The women of the U.S. national soccer team are famous for being extraordinary athletes, repeat world champions — and plaintiffs.
The team’s lawsuit alleging pay discrimination against the U.S. Soccer Federation has done much to define its identity. A nearly perfect run through the World Cup has been widely interpreted as vindication of the merits of its case, so much so that fans chanted “equal pay” after the U.S. victory in the final over the Netherlands and booed the head of FIFA, the sponsor of the World Cup, during the trophy ceremony.
It’s not to take anything away from the women’s achievement — they never trailed the entire tournament — to note that the equal-pay complaint is almost entirely bunk.
It is true that the American women, who sweat and practice as much as their male compatriots (perhaps more, given their superior results), don’t make as much. But the women’s game isn’t as popular or profitable, which fundamentally drives pay.

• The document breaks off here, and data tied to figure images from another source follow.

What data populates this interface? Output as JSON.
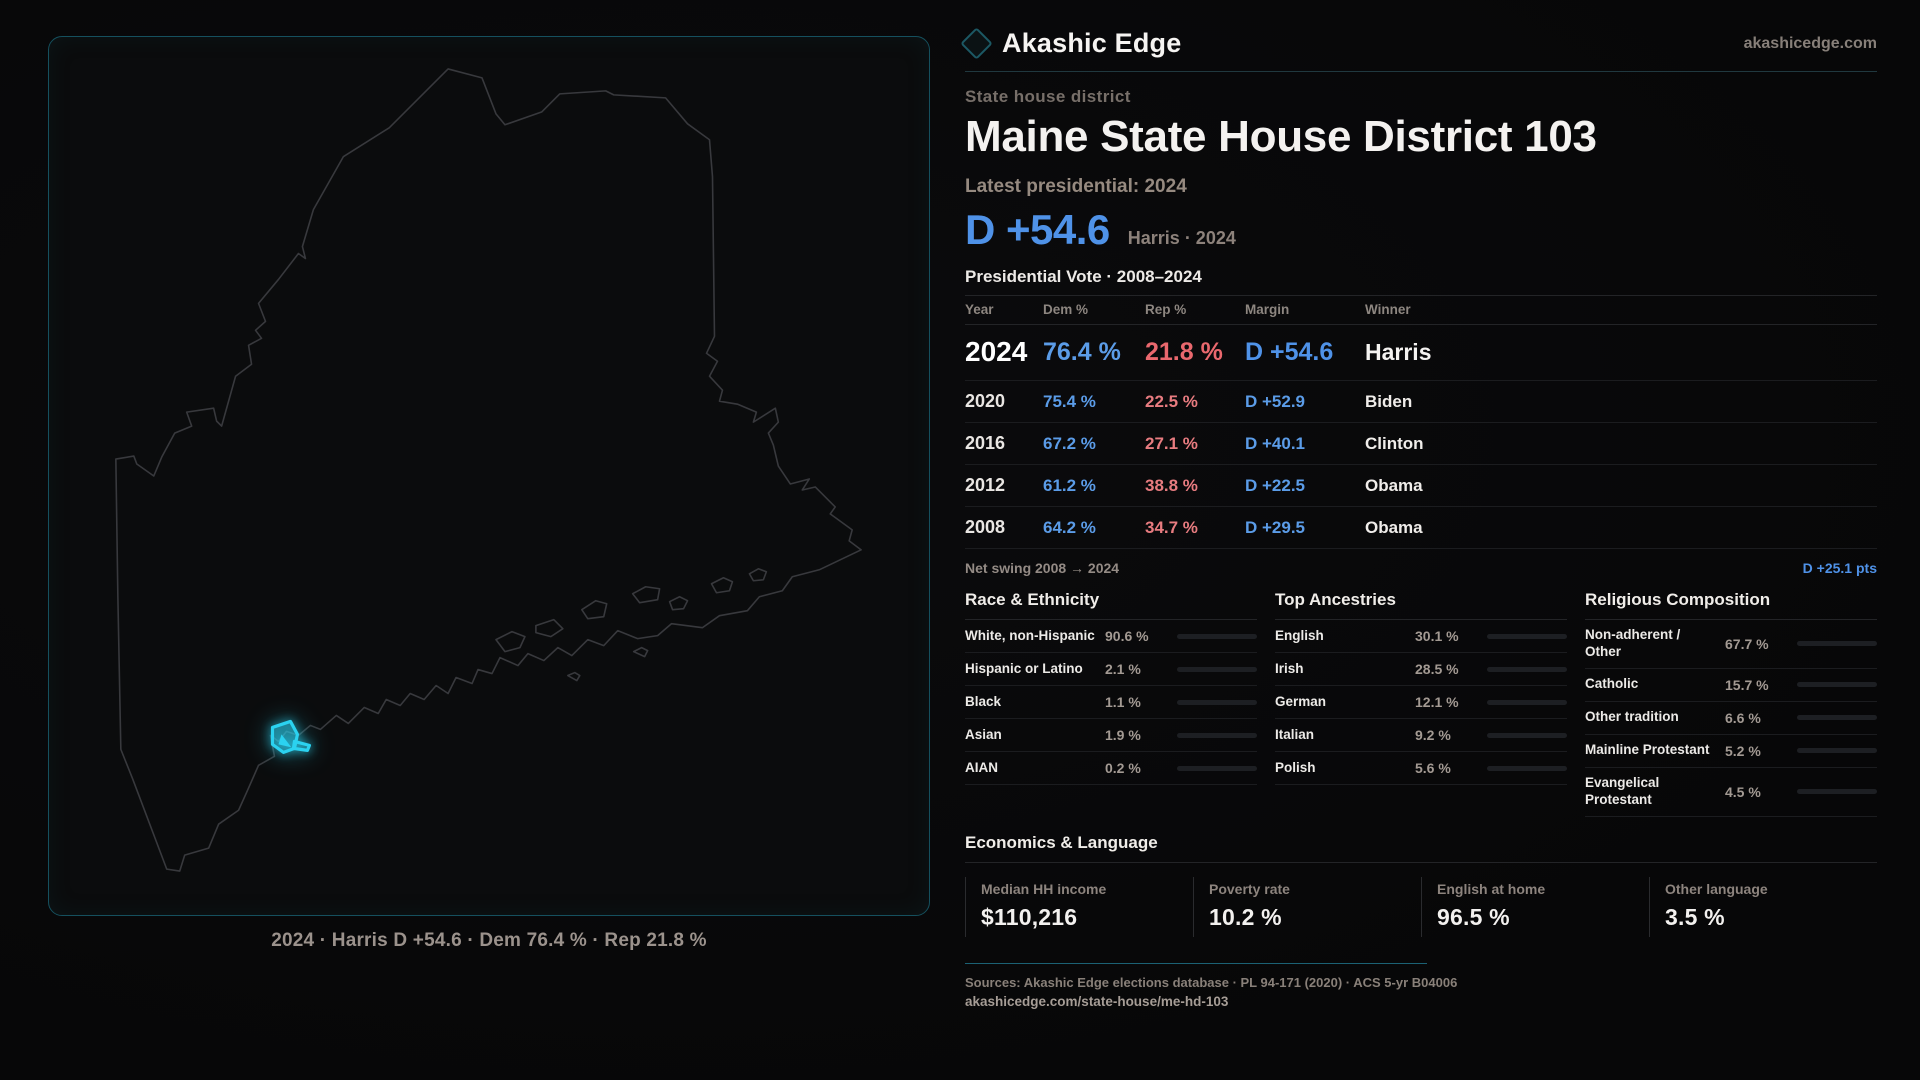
{
  "brand": {
    "name": "Akashic Edge",
    "domain": "akashicedge.com"
  },
  "page": {
    "kicker": "State house district",
    "title": "Maine State House District 103",
    "latest_label": "Latest presidential: 2024",
    "headline_margin": "D +54.6",
    "headline_detail": "Harris · 2024",
    "table_title": "Presidential Vote · 2008–2024"
  },
  "map": {
    "caption": "2024 · Harris D +54.6 · Dem 76.4 % · Rep 21.8 %",
    "district_color": "#2bd2f0",
    "outline_color": "#38393d"
  },
  "vote_table": {
    "columns": [
      "Year",
      "Dem %",
      "Rep %",
      "Margin",
      "Winner"
    ],
    "rows": [
      {
        "year": "2024",
        "dem": "76.4 %",
        "rep": "21.8 %",
        "margin": "D +54.6",
        "winner": "Harris"
      },
      {
        "year": "2020",
        "dem": "75.4 %",
        "rep": "22.5 %",
        "margin": "D +52.9",
        "winner": "Biden"
      },
      {
        "year": "2016",
        "dem": "67.2 %",
        "rep": "27.1 %",
        "margin": "D +40.1",
        "winner": "Clinton"
      },
      {
        "year": "2012",
        "dem": "61.2 %",
        "rep": "38.8 %",
        "margin": "D +22.5",
        "winner": "Obama"
      },
      {
        "year": "2008",
        "dem": "64.2 %",
        "rep": "34.7 %",
        "margin": "D +29.5",
        "winner": "Obama"
      }
    ],
    "net_swing_label": "Net swing 2008 → 2024",
    "net_swing_value": "D +25.1 pts"
  },
  "demographics": {
    "race": {
      "title": "Race & Ethnicity",
      "rows": [
        {
          "label": "White, non-Hispanic",
          "value": "90.6 %",
          "pct": 90.6,
          "color": "#9eb1c9"
        },
        {
          "label": "Hispanic or Latino",
          "value": "2.1 %",
          "pct": 2.1,
          "color": "#df9429"
        },
        {
          "label": "Black",
          "value": "1.1 %",
          "pct": 1.1,
          "color": "#9388e4"
        },
        {
          "label": "Asian",
          "value": "1.9 %",
          "pct": 1.9,
          "color": "#2fbb8b"
        },
        {
          "label": "AIAN",
          "value": "0.2 %",
          "pct": 0.2,
          "color": "#9eb1c9"
        }
      ]
    },
    "ancestries": {
      "title": "Top Ancestries",
      "rows": [
        {
          "label": "English",
          "value": "30.1 %",
          "pct": 30.1,
          "color": "#9eb1c9"
        },
        {
          "label": "Irish",
          "value": "28.5 %",
          "pct": 28.5,
          "color": "#9eb1c9"
        },
        {
          "label": "German",
          "value": "12.1 %",
          "pct": 12.1,
          "color": "#9eb1c9"
        },
        {
          "label": "Italian",
          "value": "9.2 %",
          "pct": 9.2,
          "color": "#9eb1c9"
        },
        {
          "label": "Polish",
          "value": "5.6 %",
          "pct": 5.6,
          "color": "#9eb1c9"
        }
      ]
    },
    "religion": {
      "title": "Religious Composition",
      "rows": [
        {
          "label": "Non-adherent / Other",
          "value": "67.7 %",
          "pct": 67.7,
          "color": "#7b8695"
        },
        {
          "label": "Catholic",
          "value": "15.7 %",
          "pct": 15.7,
          "color": "#e2af22"
        },
        {
          "label": "Other tradition",
          "value": "6.6 %",
          "pct": 6.6,
          "color": "#8b9097"
        },
        {
          "label": "Mainline Protestant",
          "value": "5.2 %",
          "pct": 5.2,
          "color": "#4f8fe8"
        },
        {
          "label": "Evangelical Protestant",
          "value": "4.5 %",
          "pct": 4.5,
          "color": "#e0505e"
        }
      ]
    }
  },
  "economics": {
    "title": "Economics & Language",
    "stats": [
      {
        "label": "Median HH income",
        "value": "$110,216"
      },
      {
        "label": "Poverty rate",
        "value": "10.2 %"
      },
      {
        "label": "English at home",
        "value": "96.5 %"
      },
      {
        "label": "Other language",
        "value": "3.5 %"
      }
    ]
  },
  "footer": {
    "sources": "Sources: Akashic Edge elections database · PL 94-171 (2020) · ACS 5-yr B04006",
    "permalink": "akashicedge.com/state-house/me-hd-103"
  }
}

The total prize money for the women’s 2019 World Cup was $30 million, with the champion taking away about $4 million. The total prize money for the men’s 2018 World Cup was $400 million, with the champions winning $38 million.

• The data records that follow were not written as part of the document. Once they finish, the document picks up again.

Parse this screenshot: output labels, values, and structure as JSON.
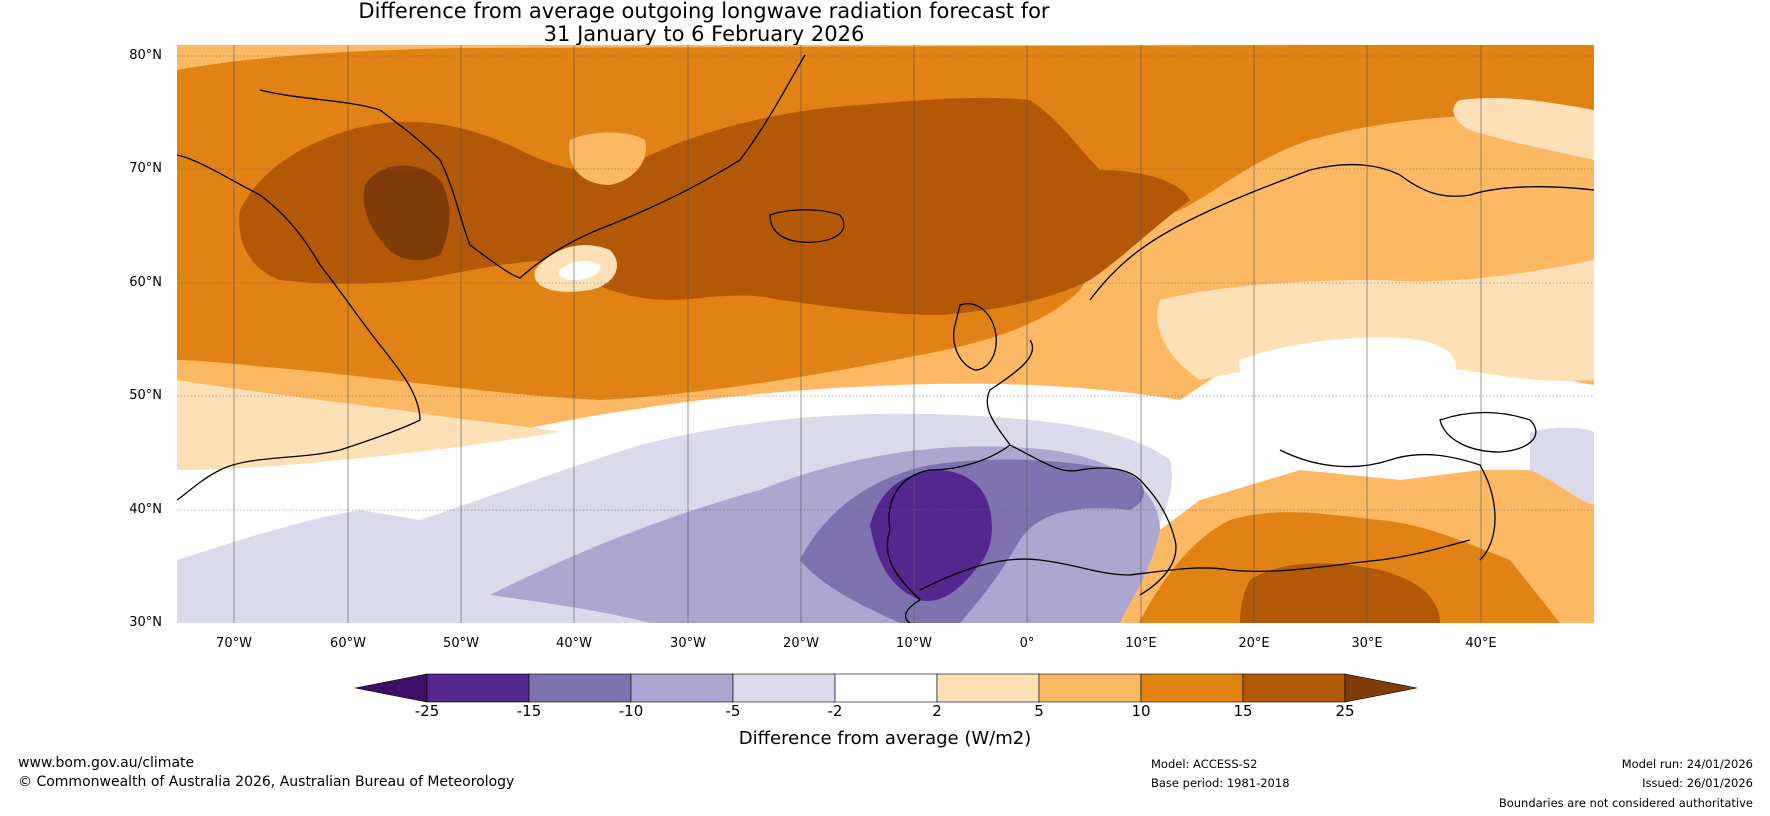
{
  "title": {
    "line1": "Difference from average outgoing longwave radiation forecast for",
    "line2": "31 January to 6 February 2026"
  },
  "map": {
    "lat_labels": [
      "80°N",
      "70°N",
      "60°N",
      "50°N",
      "40°N",
      "30°N"
    ],
    "lon_labels": [
      "70°W",
      "60°W",
      "50°W",
      "40°W",
      "30°W",
      "20°W",
      "10°W",
      "0°",
      "10°E",
      "20°E",
      "30°E",
      "40°E"
    ],
    "extent": {
      "lon_min": -75,
      "lon_max": 50,
      "lat_min": 30,
      "lat_max": 81
    }
  },
  "colorbar": {
    "ticks": [
      "-25",
      "-15",
      "-10",
      "-5",
      "-2",
      "2",
      "5",
      "10",
      "15",
      "25"
    ],
    "colors": [
      "#3f0f68",
      "#54278f",
      "#7e73ae",
      "#aca6d0",
      "#dadaeb",
      "#ffffff",
      "#fee0b6",
      "#fdb863",
      "#e08214",
      "#b35806",
      "#7f3b08"
    ],
    "label": "Difference from average (W/m2)"
  },
  "footer": {
    "website": "www.bom.gov.au/climate",
    "copyright": "© Commonwealth of Australia 2026, Australian Bureau of Meteorology",
    "model": "Model: ACCESS-S2",
    "base_period": "Base period: 1981-2018",
    "model_run": "Model run: 24/01/2026",
    "issued": "Issued: 26/01/2026",
    "disclaimer": "Boundaries are not considered authoritative"
  }
}
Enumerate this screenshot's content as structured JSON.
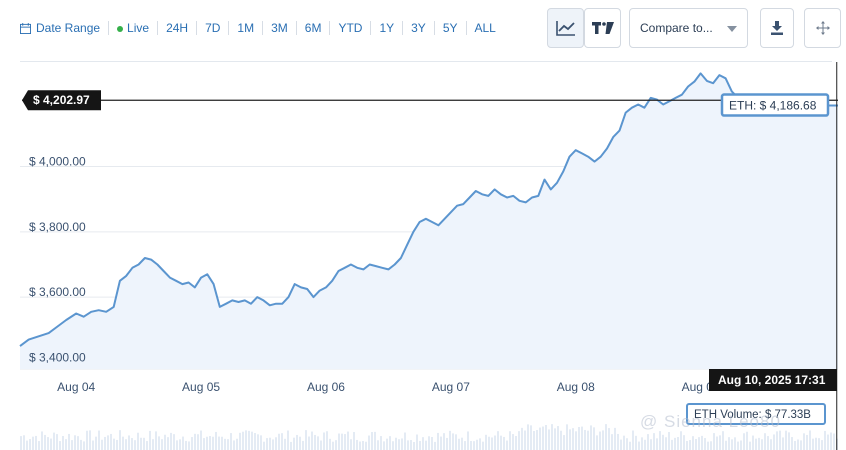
{
  "toolbar": {
    "date_range_label": "Date Range",
    "live_label": "Live",
    "ranges": [
      "24H",
      "7D",
      "1M",
      "3M",
      "6M",
      "YTD",
      "1Y",
      "3Y",
      "5Y",
      "ALL"
    ],
    "compare_label": "Compare to...",
    "icons": [
      "line-chart-icon",
      "tradingview-icon",
      "download-icon",
      "move-icon"
    ]
  },
  "watermark": "@ Sienna Leo80",
  "colors": {
    "line": "#5b95cf",
    "fill": "#eef4fc",
    "crosshair": "#222222",
    "label_bg": "#151515"
  },
  "chart_data": {
    "type": "area",
    "xlabel": "",
    "ylabel": "",
    "ylim": [
      3380,
      4320
    ],
    "yticks": [
      3400,
      3600,
      3800,
      4000
    ],
    "ytick_labels": [
      "$ 3,400.00",
      "$ 3,600.00",
      "$ 3,800.00",
      "$ 4,000.00"
    ],
    "xlim": [
      3.55,
      10.1
    ],
    "xticks": [
      4,
      5,
      6,
      7,
      8,
      9
    ],
    "xtick_labels": [
      "Aug 04",
      "Aug 05",
      "Aug 06",
      "Aug 07",
      "Aug 08",
      "Aug 09"
    ],
    "grid": true,
    "crosshair_price_label": "$ 4,202.97",
    "crosshair_price": 4202.97,
    "crosshair_x": 10.09,
    "crosshair_date_label": "Aug 10, 2025 17:31",
    "tooltip_label": "ETH: $ 4,186.68",
    "volume_label": "ETH Volume: $ 77.33B",
    "series": [
      {
        "x": [
          3.55,
          3.62,
          3.7,
          3.78,
          3.85,
          3.92,
          4.0,
          4.06,
          4.12,
          4.18,
          4.24,
          4.3,
          4.35,
          4.4,
          4.45,
          4.5,
          4.55,
          4.6,
          4.65,
          4.7,
          4.75,
          4.8,
          4.85,
          4.9,
          4.95,
          5.0,
          5.05,
          5.1,
          5.15,
          5.2,
          5.25,
          5.3,
          5.35,
          5.4,
          5.45,
          5.5,
          5.55,
          5.6,
          5.65,
          5.7,
          5.75,
          5.8,
          5.85,
          5.9,
          5.95,
          6.0,
          6.05,
          6.1,
          6.15,
          6.2,
          6.25,
          6.3,
          6.35,
          6.4,
          6.45,
          6.5,
          6.55,
          6.6,
          6.65,
          6.7,
          6.75,
          6.8,
          6.85,
          6.9,
          6.95,
          7.0,
          7.05,
          7.1,
          7.15,
          7.2,
          7.25,
          7.3,
          7.35,
          7.4,
          7.45,
          7.5,
          7.55,
          7.6,
          7.65,
          7.7,
          7.75,
          7.8,
          7.85,
          7.9,
          7.95,
          8.0,
          8.05,
          8.1,
          8.15,
          8.2,
          8.25,
          8.3,
          8.35,
          8.4,
          8.45,
          8.5,
          8.55,
          8.6,
          8.65,
          8.7,
          8.75,
          8.8,
          8.85,
          8.9,
          8.95,
          9.0,
          9.05,
          9.1,
          9.15,
          9.2,
          9.25,
          9.3,
          9.35,
          9.4,
          9.45,
          9.5,
          9.55,
          9.6,
          9.65,
          9.7,
          9.75,
          9.8,
          9.85,
          9.9,
          9.95,
          10.0,
          10.05,
          10.1
        ],
        "y": [
          3450,
          3470,
          3480,
          3490,
          3510,
          3530,
          3550,
          3540,
          3555,
          3560,
          3555,
          3570,
          3650,
          3665,
          3690,
          3700,
          3720,
          3715,
          3700,
          3680,
          3660,
          3650,
          3640,
          3645,
          3630,
          3660,
          3670,
          3640,
          3570,
          3580,
          3590,
          3585,
          3590,
          3580,
          3600,
          3590,
          3575,
          3580,
          3580,
          3600,
          3640,
          3630,
          3625,
          3600,
          3620,
          3630,
          3650,
          3680,
          3690,
          3700,
          3690,
          3685,
          3700,
          3695,
          3690,
          3685,
          3700,
          3720,
          3760,
          3800,
          3830,
          3840,
          3830,
          3820,
          3840,
          3860,
          3880,
          3885,
          3905,
          3925,
          3915,
          3910,
          3930,
          3915,
          3905,
          3910,
          3895,
          3890,
          3905,
          3910,
          3960,
          3930,
          3950,
          3985,
          4030,
          4050,
          4040,
          4030,
          4015,
          4030,
          4055,
          4090,
          4110,
          4165,
          4180,
          4190,
          4180,
          4210,
          4205,
          4190,
          4200,
          4210,
          4220,
          4245,
          4260,
          4285,
          4262,
          4255,
          4280,
          4270,
          4230,
          4210,
          4205,
          4200,
          4195,
          4190,
          4195,
          4198,
          4196,
          4194,
          4192,
          4190,
          4188,
          4187,
          4186.68,
          4186.68,
          4186.68,
          4186.68
        ]
      }
    ]
  }
}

This seems blatantly unfair, until you take into account the completely different viewership and revenue from the two events. FIFA raked in more than $6 billion from the 2018 men’s World Cup. The women’s 2019 World Cup has been projected, when all is said and done, to make about $130 million.
The women’s tournament this year may have had about a billion viewers across all platforms, nothing to sneeze at. But the 2018 men’s World Cup had more than a billion viewers just for the final game.

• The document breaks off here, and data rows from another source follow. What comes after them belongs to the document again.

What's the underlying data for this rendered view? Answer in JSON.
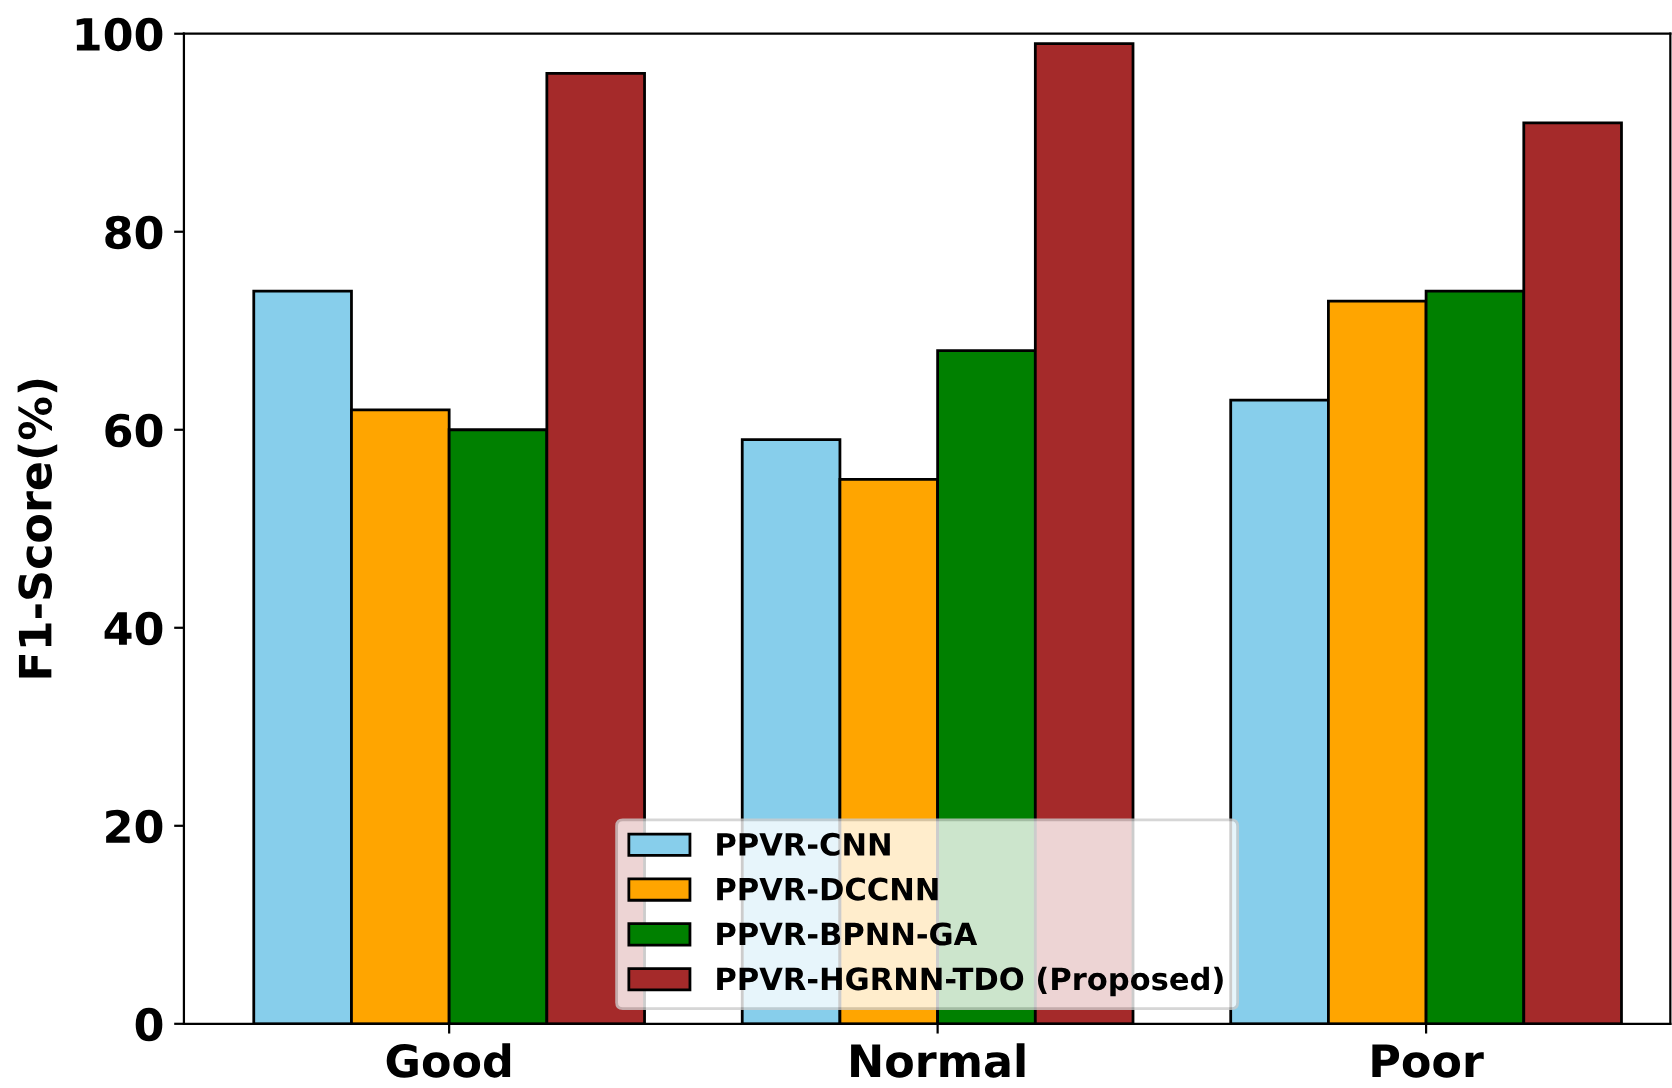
{
  "chart_data": {
    "type": "bar",
    "ylabel": "F1-Score(%)",
    "categories": [
      "Good",
      "Normal",
      "Poor"
    ],
    "series": [
      {
        "name": "PPVR-CNN",
        "color": "#87ceeb",
        "values": [
          74,
          59,
          63
        ]
      },
      {
        "name": "PPVR-DCCNN",
        "color": "#ffa500",
        "values": [
          62,
          55,
          73
        ]
      },
      {
        "name": "PPVR-BPNN-GA",
        "color": "#008000",
        "values": [
          60,
          68,
          74
        ]
      },
      {
        "name": "PPVR-HGRNN-TDO (Proposed)",
        "color": "#a52a2a",
        "values": [
          96,
          99,
          91
        ]
      }
    ],
    "ylim": [
      0,
      100
    ],
    "yticks": [
      0,
      20,
      40,
      60,
      80,
      100
    ],
    "grid": false,
    "legend": "bottom"
  }
}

It has been reported that the U.S. women’s team has been generating more game revenue than the U.S. men the past couple of years. This is telling, although not quite in the way that those who allege pay discrimination think. The women are celebrities and cultural heroes, winners of four Olympic gold medals and four World Cups. The men are nobodies who failed to qualify for last year’s World Cup. Yet from 2016 to 2018, according to the Wall Street Journal, the women barely out-earned the men, $50.8 million to $49.9 million.
The lawsuit’s explanation for a smaller audience for the women’s team is what it calls “manufactured revenue depression,” a deliberate effort by the federation to squelch the women’s reach and undercut their ticket prices. Perhaps the federation should have done more, and can do more, to promote the women’s game, but the smaller women’s audience can’t be the work of one organization.
Another element of pay for women’s and men’s players is their play for professional leagues, where the scale of the audiences is, again, vastly different.
The National Women’s Soccer League has two strong teams that average more than 10,000 fans per game, but the other seven teams in the league average fewer than 5,000. Sky Blue FC, based in Piscataway, New Jersey, averages 1,432.
By way of comparison, the worst of the men’s Major League Soccer teams, the Chicago Fire, averages 11,417. The best-attended team, Atlanta United, has drawn roughly 70,000 people for four home games this season, about the total attendance for all NWSL games so far.
All that said, according to a Washington Post analysis, the women’s national team actually made more in bonuses and salary than the men in 2018 (although they played more games and, needless to say, won more).
The women and men have two different collective-bargaining agreements, and different World Cup hoops to jump through, so making direct apple-to-apple comparisons is complicated. It’s hard to argue, though, with the simple approach the women say that they have proposed in the past — revenue sharing based on how much money they bring in.
There’s risk to this arrangement if the women underperform, but this group is nothing if not self-confident, and so far it has always delivered.